Iraq's neighbors will find "harmful consequences" if they stand by while the US attempts to topple Saddam Hussein, an influential Baghdad newspaper warned. Babel singled out Turkey and Iran but accused unnamed others of "submitting shamefully" to the US. Its warning came as National Security Adviser Condoleezza Rice told the BBC that the US has no choice but to seek a regime change in Iraq, accusing Hussein of twice coming close to acquiring nuclear weapons.

Israeli tanks pulled back from Yasser Arafat's West Bank headquarters for the first time in two months, and Defense Minister Binyamin Ben Eliezer prepared to meet with a senior Palestinian official to discuss a wider withdrawal. The Palestinians also announced that Arafat had OK'd a new investment fund aimed at ensuring accountability in his authority's financial dealings. Looming over those developments, however, was the threat of new reprisals for Israel's killing of a senior Hamas leader, Nasser Jerar, in the West Bank town of Tubas.

Amid intense security, Indians celebrated their 55th anniversary of independence on a note of belligerency against rival Pakistan. Prime Minister Atal Behari Vajpayee warned the latter against trying to disrupt next month's election in Kashmir, calling the disputed state "an integral part of India" that "will remain so." Observing Pakistan's own Independence Day, President Pervez Musharraf said the Kashmir vote is "another effort to give a mask of legitimacy" to India's "illegal occupation."

Human-rights organizations blasted as "absurd" the acquittals of East Timor's last police commander and five subordinates for alleged abuses when the former Indonesian province voted for independence in 1999. Two courts ruled there was no proof that the defendants had conspired with pro-Indonesia gangs who murdered hundreds of Timorese. The decisions came one day after the province's last governor was convicted of rights violations.

A street protest turned violent in Venezuela's capital after the Supreme Court threw out charges against four army officers accused of directing the April coup against President Hugo Chávez. The ruling angered Chávez supporters, thousands of whom pelted security forces with rocks and bottles, set fire to tires, and blocked major streets. Three people were hurt as police responded with plastic bullets and tear gas.

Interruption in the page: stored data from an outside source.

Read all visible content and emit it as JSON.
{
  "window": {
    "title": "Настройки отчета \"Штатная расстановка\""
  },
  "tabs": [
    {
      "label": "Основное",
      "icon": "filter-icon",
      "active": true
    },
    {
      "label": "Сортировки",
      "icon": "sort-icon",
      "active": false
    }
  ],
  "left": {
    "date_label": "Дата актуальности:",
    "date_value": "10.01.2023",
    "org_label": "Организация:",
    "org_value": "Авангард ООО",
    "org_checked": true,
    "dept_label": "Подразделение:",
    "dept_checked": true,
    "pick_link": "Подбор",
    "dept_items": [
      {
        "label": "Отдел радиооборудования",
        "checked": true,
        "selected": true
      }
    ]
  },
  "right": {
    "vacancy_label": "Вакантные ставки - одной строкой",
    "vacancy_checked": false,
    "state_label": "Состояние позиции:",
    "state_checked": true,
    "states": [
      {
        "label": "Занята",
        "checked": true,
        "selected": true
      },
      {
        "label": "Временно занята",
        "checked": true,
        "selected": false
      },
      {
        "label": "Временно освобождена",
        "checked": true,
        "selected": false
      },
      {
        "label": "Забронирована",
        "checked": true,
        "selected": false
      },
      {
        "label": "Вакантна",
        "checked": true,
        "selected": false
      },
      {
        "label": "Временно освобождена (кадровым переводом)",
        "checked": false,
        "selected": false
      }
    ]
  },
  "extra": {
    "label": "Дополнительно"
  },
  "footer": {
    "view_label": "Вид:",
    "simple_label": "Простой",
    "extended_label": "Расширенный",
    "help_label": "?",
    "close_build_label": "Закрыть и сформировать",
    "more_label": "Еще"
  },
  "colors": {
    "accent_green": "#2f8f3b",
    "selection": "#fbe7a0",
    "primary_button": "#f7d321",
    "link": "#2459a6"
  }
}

In "a show of repudiation," Mexican President Vicente Fox canceled a visit later this month to Texas to protest the state's execution of a Mexican national. Javier Suarez Medina confessed to the 1988 shooting of a Dallas policeman. But Fox had asked that the sentence be commuted to life imprisonment on grounds that Suarez was denied access to the advice of Mexican consular officials.